For those who are managing their livestock under semi-intensive or range system, it is advisable to breed once a year. The  breeding should be done in September/October in order to have the lambs or kids around March. This is to enable the young ones to enjoy the dry favourable weather and get strong before the rains. Usually the young ones die of cold, helminth when they are born during the rainy season. However, it is good to have the lambs/kids near the rains to enable the dams to get enough forage feed to be able to suckle the young ones.

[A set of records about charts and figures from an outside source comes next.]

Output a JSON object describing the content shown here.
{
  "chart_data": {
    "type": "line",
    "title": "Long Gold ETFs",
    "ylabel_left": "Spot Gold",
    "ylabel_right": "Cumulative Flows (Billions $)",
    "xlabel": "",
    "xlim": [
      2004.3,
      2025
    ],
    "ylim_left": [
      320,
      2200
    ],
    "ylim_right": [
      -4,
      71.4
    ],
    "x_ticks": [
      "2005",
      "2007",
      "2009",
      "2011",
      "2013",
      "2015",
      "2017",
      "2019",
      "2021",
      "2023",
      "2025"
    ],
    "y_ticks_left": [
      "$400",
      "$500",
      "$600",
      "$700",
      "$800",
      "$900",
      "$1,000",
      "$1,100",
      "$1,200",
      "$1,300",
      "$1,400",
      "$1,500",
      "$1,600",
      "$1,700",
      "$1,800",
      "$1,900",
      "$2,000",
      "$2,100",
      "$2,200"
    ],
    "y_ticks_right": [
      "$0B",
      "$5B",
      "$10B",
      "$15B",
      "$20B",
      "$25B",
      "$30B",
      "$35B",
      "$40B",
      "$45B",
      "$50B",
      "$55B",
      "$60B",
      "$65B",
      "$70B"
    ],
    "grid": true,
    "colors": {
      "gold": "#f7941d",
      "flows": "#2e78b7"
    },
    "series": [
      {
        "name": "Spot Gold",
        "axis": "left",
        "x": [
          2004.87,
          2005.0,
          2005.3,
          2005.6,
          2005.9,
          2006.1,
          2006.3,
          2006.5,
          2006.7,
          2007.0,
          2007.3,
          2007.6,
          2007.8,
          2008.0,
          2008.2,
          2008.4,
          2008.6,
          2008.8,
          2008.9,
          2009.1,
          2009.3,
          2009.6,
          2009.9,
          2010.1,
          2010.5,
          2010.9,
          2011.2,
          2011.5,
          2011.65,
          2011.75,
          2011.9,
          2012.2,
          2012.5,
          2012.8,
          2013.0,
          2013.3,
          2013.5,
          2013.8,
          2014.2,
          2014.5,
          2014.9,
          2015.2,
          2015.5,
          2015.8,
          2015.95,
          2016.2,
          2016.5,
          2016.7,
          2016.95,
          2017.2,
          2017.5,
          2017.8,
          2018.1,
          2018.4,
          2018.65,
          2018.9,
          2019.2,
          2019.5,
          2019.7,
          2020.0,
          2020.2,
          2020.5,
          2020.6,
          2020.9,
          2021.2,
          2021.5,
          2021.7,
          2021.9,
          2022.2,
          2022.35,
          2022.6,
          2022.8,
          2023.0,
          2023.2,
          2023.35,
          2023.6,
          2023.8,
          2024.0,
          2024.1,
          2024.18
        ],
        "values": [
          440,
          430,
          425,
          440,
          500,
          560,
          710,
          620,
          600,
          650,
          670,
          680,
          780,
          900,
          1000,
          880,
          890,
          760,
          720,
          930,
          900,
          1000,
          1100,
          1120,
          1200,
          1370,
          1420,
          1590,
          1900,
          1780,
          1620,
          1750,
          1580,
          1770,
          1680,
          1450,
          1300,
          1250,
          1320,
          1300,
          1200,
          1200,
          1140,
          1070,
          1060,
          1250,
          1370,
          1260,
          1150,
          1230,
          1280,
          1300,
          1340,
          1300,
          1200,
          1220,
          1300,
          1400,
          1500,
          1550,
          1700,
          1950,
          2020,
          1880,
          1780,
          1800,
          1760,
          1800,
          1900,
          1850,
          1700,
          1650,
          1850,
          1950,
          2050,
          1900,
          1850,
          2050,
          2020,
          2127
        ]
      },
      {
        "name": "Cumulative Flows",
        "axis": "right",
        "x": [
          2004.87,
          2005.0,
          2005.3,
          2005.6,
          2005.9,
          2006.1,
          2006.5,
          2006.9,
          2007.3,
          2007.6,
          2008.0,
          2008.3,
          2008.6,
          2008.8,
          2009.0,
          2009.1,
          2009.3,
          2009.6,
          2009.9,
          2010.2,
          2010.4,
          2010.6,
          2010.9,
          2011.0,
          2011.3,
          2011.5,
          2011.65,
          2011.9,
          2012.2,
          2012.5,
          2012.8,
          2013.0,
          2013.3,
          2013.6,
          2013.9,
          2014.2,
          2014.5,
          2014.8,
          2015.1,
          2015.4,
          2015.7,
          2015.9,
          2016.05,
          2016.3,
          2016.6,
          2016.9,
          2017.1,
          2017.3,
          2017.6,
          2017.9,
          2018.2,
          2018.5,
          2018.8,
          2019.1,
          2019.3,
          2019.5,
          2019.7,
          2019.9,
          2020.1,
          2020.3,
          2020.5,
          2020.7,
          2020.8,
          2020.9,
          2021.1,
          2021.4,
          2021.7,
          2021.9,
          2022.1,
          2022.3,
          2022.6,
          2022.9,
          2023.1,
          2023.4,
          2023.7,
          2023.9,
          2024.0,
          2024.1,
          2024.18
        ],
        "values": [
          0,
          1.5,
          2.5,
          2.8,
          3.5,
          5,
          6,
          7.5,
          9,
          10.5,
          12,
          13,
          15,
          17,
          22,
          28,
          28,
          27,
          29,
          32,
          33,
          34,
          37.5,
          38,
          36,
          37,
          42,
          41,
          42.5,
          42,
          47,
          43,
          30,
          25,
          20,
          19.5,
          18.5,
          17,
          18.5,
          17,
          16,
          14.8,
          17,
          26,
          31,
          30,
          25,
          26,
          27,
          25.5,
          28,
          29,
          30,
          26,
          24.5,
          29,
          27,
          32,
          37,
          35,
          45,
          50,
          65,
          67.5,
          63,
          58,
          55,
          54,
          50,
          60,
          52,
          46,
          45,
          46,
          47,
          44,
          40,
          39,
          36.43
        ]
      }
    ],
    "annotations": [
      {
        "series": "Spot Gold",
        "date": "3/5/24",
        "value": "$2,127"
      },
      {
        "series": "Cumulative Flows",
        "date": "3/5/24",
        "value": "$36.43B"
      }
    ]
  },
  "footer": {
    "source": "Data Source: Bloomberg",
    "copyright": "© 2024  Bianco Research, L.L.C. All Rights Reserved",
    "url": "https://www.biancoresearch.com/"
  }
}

d)      Feeding at Mating Period: Attention should be paid to feeding in the period before and during mating to obtain high lambing rates. In practice, there are no feeding standards, so the farmer’s judgment is very important. An animal that spends a lot of time on its feet looking for food is probably not having enough from grazing and hence needs some supplement. Although breeding animals should not be over- fed to avoid being too fat, they should have sufficient natural grazing during the day and receive some concentrate up to 500g per head when housed at night to stimulate multiple ovulation, high conception and twinning rates . The animals should keep their bloom, be alert and have bright eyes.

During early pregnancy (the first 3 months), females should receive some concentrate (about 200g per head and per day) to supplement grazing. The supplement should be increased progressively during the last 2 months of pregnancy which constitutes a very critical period from the point of nutrition. This is because the  developing foetus depends on the mother for its own food for development which becomes very rapid from the 4th month of pregnancy. This will help in producing strong and healthy offspring and allow for good udder development of the mother to ensure good milk production. An adequate level of nutrition can be met by giving increasing amount of supplement up to 750kg per head per day in addition to roughages.

e)      Lambing: Restlessness and seeking for a quiet and sheltered place are the first visible signs of impending parturition. It is best to allow the dam to lamb in pens under cover to ensure individual shepherding, thus reducing ewe and/or lamb mortality.